As an example, let’s examine denials management. Most denials management processes can already be automated, including correcting errors and resubmitting claims, reducing the need for human involvement to only the denied claims AI can’t handle. Even then, when it alerts the human employee to the problem, it can also provide key data points, point out errors that were already checked and estimate what the problem is, greatly reducing the time needed to address the issue. If the same problem happens repeatedly, AI can catch that and provide insight into the common problem so a human can fix it on the front end, stopping that error from happening again. Artificial intelligence can make the entire denials management workflow smarter and more efficient from start to finish. And this type of adaptation can occur for thousands of workflows in the hospital. AI can be a tool, an assistant, a peer or even a manager of processes, opening every job to the positive impact of artificial intelligence. From the surgeon choosing surgical supplies using predictive analytics to the revenue cycle manager overseeing claims automations, all employees will need to evolve with the changing workplace.

The augmented workforce of the future is coming. Automation and AI may not eliminate jobs, but they will change them. The industry needs to prepare for these changes to fully realize the benefits of artificial intelligence and care for patients and employees.

Healthcare needs to prepare for the future of work, powered by AI

As health systems consider widespread adoption of AI, they need to be simultaneously thinking about how it will change their enterprise. Without addressing both the technology and the workers, they won’t be able to fully realize the benefits of the transformative technologies. Having an effective change management strategy is very important for the long-term success of a healthcare system, and implementing AI can help lead to a more efficient strategy.

There will be new in-demand skills, and job descriptions will shift. New positions will be created, and others may be eliminated.
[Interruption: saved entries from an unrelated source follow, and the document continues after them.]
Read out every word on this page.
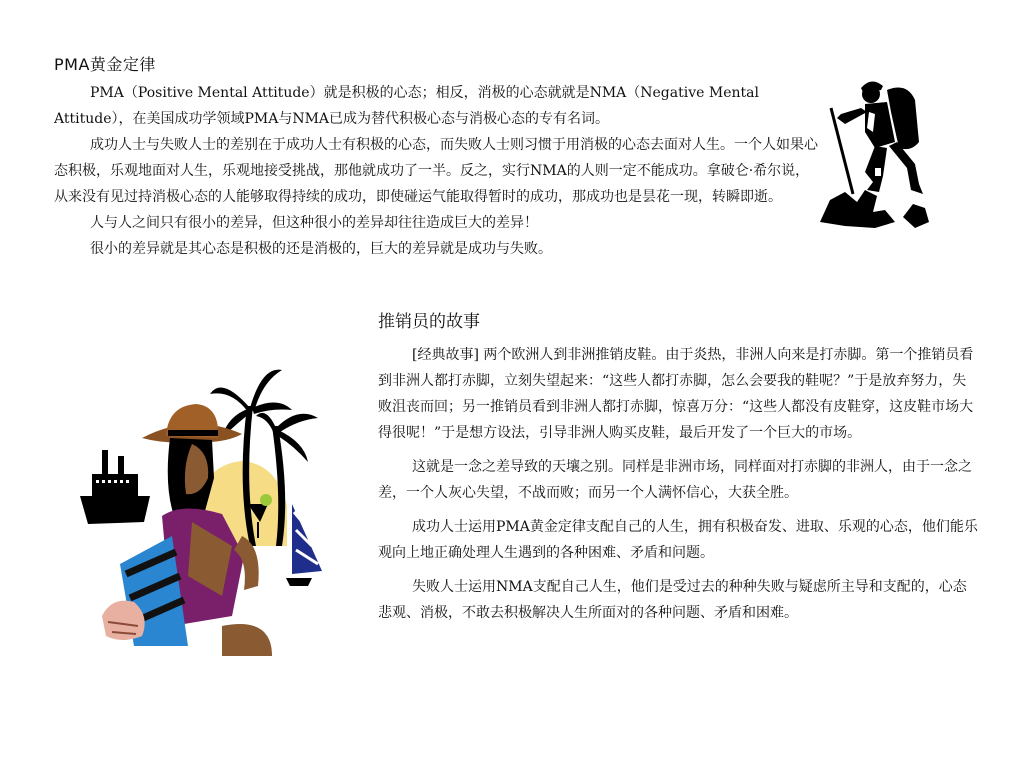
PMA黄金定律

PMA（Positive Mental Attitude）就是积极的心态；相反，消极的心态就就是NMA（Negative Mental Attitude），在美国成功学领域PMA与NMA已成为替代积极心态与消极心态的专有名词。

成功人士与失败人士的差别在于成功人士有积极的心态，而失败人士则习惯于用消极的心态去面对人生。一个人如果心态积极，乐观地面对人生，乐观地接受挑战，那他就成功了一半。反之，实行NMA的人则一定不能成功。拿破仑·希尔说，从来没有见过持消极心态的人能够取得持续的成功，即使碰运气能取得暂时的成功，那成功也是昙花一现，转瞬即逝。

人与人之间只有很小的差异，但这种很小的差异却往往造成巨大的差异！

很小的差异就是其心态是积极的还是消极的，巨大的差异就是成功与失败。

推销员的故事

[经典故事] 两个欧洲人到非洲推销皮鞋。由于炎热，非洲人向来是打赤脚。第一个推销员看到非洲人都打赤脚，立刻失望起来：“这些人都打赤脚，怎么会要我的鞋呢？”于是放弃努力，失败沮丧而回；另一推销员看到非洲人都打赤脚，惊喜万分：“这些人都没有皮鞋穿，这皮鞋市场大得很呢！”于是想方设法，引导非洲人购买皮鞋，最后开发了一个巨大的市场。

这就是一念之差导致的天壤之别。同样是非洲市场，同样面对打赤脚的非洲人，由于一念之差，一个人灰心失望，不战而败；而另一个人满怀信心，大获全胜。

成功人士运用PMA黄金定律支配自己的人生，拥有积极奋发、进取、乐观的心态，他们能乐观向上地正确处理人生遇到的各种困难、矛盾和问题。

失败人士运用NMA支配自己人生，他们是受过去的种种失败与疑虑所主导和支配的，心态悲观、消极，不敢去积极解决人生所面对的各种问题、矛盾和困难。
Mid-career employees will have the opportunity to upskill and learn new processes. Healthcare organizations should support internal training and career development opportunities. The industry needs to ensure that its education and credentialing systems accurately reflect the new skill demands and technological competencies. At hospitals, a shift in mindset will need to occur to reach widespread adoption of AI. Healthcare employees may be apprehensive about the technologies and be reluctant to adopt them out of fear of change or job elimination, so new initiatives need to be clearly explained, including how they will impact employees. AI and automation shouldn’t be feared; they should be making people’s jobs more meaningful and their work more effective. That goal and vision of putting humans back to human-centric work need to be communicated and shown at every step of the implementation.

The future of work has already begun

Automation and AI are already being adopted throughout health systems. As these technologies irreversibly change the workplace, it’s up to all of us to ensure they’re deployed responsibly and create a future of work that is better and brighter for everyone — employees, providers, payers and patients.
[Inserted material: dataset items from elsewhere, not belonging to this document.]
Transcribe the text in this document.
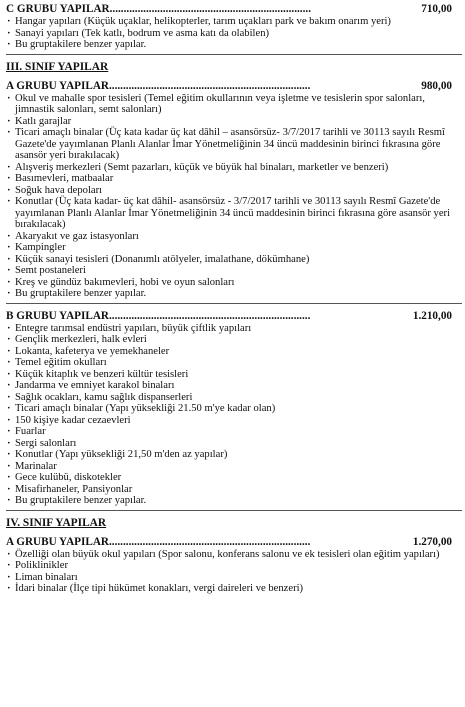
C GRUBU YAPILAR........................................................................	710,00
· Hangar yapıları (Küçük uçaklar, helikopterler, tarım uçakları park ve bakım onarım yeri)
· Sanayi yapıları (Tek katlı, bodrum ve asma katı da olabilen)
· Bu gruptakilere benzer yapılar.
III. SINIF YAPILAR
A GRUBU YAPILAR........................................................................	980,00
· Okul ve mahalle spor tesisleri (Temel eğitim okullarının veya işletme ve tesislerin spor salonları, jimnastik salonları, semt salonları)
· Katlı garajlar
· Ticari amaçlı binalar (Üç kata kadar üç kat dâhil – asansörsüz- 3/7/2017 tarihli ve 30113 sayılı Resmî Gazete'de yayımlanan Planlı Alanlar İmar Yönetmeliğinin 34 üncü maddesinin birinci fıkrasına göre asansör yeri bırakılacak)
· Alışveriş merkezleri (Semt pazarları, küçük ve büyük hal binaları, marketler ve benzeri)
· Basımevleri, matbaalar
· Soğuk hava depoları
· Konutlar (Üç kata kadar- üç kat dâhil- asansörsüz - 3/7/2017 tarihli ve 30113 sayılı Resmî Gazete'de yayımlanan Planlı Alanlar İmar Yönetmeliğinin 34 üncü maddesinin birinci fıkrasına göre asansör yeri bırakılacak)
· Akaryakıt ve gaz istasyonları
· Kampingler
· Küçük sanayi tesisleri (Donanımlı atölyeler, imalathane, dökümhane)
· Semt postaneleri
· Kreş ve gündüz bakımevleri, hobi ve oyun salonları
· Bu gruptakilere benzer yapılar.
B GRUBU YAPILAR........................................................................	1.210,00
· Entegre tarımsal endüstri yapıları, büyük çiftlik yapıları
· Gençlik merkezleri, halk evleri
· Lokanta, kafeterya ve yemekhaneler
· Temel eğitim okulları
· Küçük kitaplık ve benzeri kültür tesisleri
· Jandarma ve emniyet karakol binaları
· Sağlık ocakları, kamu sağlık dispanserleri
· Ticari amaçlı binalar (Yapı yüksekliği 21.50 m'ye kadar olan)
· 150 kişiye kadar cezaevleri
· Fuarlar
· Sergi salonları
· Konutlar (Yapı yüksekliği 21,50 m'den az yapılar)
· Marinalar
· Gece kulübü, diskotekler
· Misafirhaneler, Pansiyonlar
· Bu gruptakilere benzer yapılar.
IV. SINIF YAPILAR
A GRUBU YAPILAR........................................................................	1.270,00
· Özelliği olan büyük okul yapıları (Spor salonu, konferans salonu ve ek tesisleri olan eğitim yapıları)
· Poliklinikler
· Liman binaları
· İdari binalar (İlçe tipi hükümet konakları, vergi daireleri ve benzeri)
At Olive, we are shaping the future of work at health systems across the country with AI solutions that automate work, deliver efficiencies and reduce costs throughout the system. And because connectivity is needed — 68% of healthcare employees logged into multiple systems during the pandemic to track patient data — Olive is creating AI-powered hospitals where AI seamlessly works behind the scenes to connect the enterprise, providing value and insights across the entire healthcare system while reducing burnout and saving valuable time for employees.